We will create a plot where clustering effect can be visualized.

plt.figure(figsize=(8, 6))
colors = cycle('bgrcmyk')

n_clusters_ = len(af.cluster_centers_indices_)
cluster_centers_indices = af.cluster_centers_indices_
labels = af.labels_

for k, col in zip(range(n_clusters_), colors):
    class_members = labels == k
    cluster_center = X.iloc[cluster_centers_indices[k]]

    plt.plot(X.iloc[class_members, 0], X.iloc[class_members, 1], col + '.')
    plt.plot(cluster_center[0], cluster_center[1], 'o',
             markerfacecolor=col, markeredgecolor='k', markersize=14)

    for x in X.iloc[class_members].values:
        plt.plot([cluster_center[0], x[0]], [cluster_center[1], x[1]], col, alpha=0.3)

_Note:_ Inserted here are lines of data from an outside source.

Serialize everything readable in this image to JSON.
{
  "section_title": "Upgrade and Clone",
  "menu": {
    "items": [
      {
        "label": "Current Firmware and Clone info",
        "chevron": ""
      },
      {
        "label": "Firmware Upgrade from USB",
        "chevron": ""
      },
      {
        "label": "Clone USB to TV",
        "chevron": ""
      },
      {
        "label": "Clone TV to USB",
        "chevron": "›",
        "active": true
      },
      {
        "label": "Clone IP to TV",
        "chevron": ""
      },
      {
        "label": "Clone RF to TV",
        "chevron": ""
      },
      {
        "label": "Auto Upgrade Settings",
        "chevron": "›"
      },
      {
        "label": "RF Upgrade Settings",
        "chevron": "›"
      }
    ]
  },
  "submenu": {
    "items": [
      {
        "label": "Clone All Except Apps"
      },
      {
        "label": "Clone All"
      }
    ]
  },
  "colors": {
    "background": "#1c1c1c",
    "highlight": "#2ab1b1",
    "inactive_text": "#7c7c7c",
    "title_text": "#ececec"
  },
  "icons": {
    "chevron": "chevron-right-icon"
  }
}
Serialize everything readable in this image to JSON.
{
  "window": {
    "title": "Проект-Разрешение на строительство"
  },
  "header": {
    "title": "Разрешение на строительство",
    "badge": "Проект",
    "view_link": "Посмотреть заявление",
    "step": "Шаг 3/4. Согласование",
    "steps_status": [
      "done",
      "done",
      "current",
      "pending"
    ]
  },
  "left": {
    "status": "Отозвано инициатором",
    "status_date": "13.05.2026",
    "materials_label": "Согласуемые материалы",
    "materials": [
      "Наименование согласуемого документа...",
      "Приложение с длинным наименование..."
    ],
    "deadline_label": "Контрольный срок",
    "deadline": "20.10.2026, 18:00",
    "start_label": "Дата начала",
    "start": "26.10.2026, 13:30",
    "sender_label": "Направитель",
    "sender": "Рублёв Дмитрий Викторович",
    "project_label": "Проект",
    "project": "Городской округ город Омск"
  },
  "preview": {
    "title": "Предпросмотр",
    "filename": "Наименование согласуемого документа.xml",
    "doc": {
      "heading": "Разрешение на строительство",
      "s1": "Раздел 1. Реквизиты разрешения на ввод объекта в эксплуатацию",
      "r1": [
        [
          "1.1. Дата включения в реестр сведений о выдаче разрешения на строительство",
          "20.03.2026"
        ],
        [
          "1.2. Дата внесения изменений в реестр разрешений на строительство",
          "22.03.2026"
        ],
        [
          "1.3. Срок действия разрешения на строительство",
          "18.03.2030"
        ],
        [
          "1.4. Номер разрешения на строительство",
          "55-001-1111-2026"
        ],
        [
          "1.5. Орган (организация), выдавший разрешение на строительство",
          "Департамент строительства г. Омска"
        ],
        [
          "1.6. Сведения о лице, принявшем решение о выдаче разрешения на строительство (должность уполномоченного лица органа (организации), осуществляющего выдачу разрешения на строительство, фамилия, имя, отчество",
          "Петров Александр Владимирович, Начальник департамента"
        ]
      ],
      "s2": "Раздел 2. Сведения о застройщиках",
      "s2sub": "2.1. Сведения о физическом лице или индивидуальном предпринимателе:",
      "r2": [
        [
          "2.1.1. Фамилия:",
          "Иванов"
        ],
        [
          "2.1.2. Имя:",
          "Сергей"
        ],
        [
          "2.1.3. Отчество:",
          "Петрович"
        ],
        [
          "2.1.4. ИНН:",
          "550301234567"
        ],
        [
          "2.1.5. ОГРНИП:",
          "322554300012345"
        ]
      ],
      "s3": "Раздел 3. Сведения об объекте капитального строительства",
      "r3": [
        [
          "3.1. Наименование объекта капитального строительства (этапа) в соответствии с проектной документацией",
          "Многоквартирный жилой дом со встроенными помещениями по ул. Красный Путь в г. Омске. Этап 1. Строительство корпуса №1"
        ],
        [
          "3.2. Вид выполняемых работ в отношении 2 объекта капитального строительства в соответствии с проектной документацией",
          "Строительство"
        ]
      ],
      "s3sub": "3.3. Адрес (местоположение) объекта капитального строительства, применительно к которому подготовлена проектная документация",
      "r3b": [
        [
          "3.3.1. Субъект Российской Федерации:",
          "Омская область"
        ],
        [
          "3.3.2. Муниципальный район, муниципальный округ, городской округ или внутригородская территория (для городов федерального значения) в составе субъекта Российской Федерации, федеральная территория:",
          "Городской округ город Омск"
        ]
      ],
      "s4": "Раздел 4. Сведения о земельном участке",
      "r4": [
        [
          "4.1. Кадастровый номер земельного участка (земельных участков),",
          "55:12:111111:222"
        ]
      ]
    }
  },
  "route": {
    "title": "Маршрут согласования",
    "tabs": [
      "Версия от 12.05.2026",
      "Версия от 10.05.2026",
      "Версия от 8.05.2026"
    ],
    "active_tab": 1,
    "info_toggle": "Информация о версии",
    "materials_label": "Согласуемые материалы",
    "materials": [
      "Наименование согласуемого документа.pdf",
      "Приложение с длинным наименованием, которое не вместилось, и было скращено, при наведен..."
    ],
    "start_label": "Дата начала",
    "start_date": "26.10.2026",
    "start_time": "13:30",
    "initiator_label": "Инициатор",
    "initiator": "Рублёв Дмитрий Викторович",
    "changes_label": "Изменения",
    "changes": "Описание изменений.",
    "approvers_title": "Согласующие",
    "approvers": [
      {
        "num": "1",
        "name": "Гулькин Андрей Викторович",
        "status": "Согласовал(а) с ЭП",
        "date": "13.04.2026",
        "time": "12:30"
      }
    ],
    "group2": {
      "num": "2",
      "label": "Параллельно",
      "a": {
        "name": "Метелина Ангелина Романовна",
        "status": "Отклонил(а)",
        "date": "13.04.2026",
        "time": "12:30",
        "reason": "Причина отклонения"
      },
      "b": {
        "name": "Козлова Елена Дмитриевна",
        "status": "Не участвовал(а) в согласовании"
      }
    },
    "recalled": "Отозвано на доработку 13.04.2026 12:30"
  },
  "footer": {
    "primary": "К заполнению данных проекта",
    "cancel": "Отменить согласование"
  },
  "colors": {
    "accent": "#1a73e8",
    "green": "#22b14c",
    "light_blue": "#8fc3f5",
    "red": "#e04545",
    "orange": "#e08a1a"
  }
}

plt.title(f'Affinity Propagation Clustering\nEstimated number of clusters: {n_clusters_}')
plt.xlabel('Annual Income (k$)')
plt.ylabel('Spending Score (1-100)')
plt.grid(True)
plt.show()

Output:

Applying Affinity Propagation resulted in 5 distinct and well-separated clusters, clearly segmenting the customers based on their income and spending scores

You can download the complete code from here .

Benefits

1. Automatic cluster detection: Finds both number of clusters and centers without pre-specifying them.
2. Robust to noise and outliers: Works well even with noisy data.
3. Handles non-spherical clusters: Unlike K-Means, AP is not restricted to spherical clusters.
4. Scalability: Suitable for moderately large datasets, but requires O(n²) memory for the similarity matrix.

Applications

• Image and Video Analysis: Used for object recognition, image segmentation and video summarization by grouping similar regions or objects.
• Natural Language Processing: Helps in document clustering, topic grouping and sentiment analysis by identifying similar text patterns.
• Bioinformatics: Applied to gene expression data, protein structure grouping and interaction network clustering to find meaningful biological patterns.
• Social Network Analysis: Identifies communities in networks by clustering users based on their connections.
• Market Segmentation: Groups customers by behavior, preferences or demographics to support targeted marketing.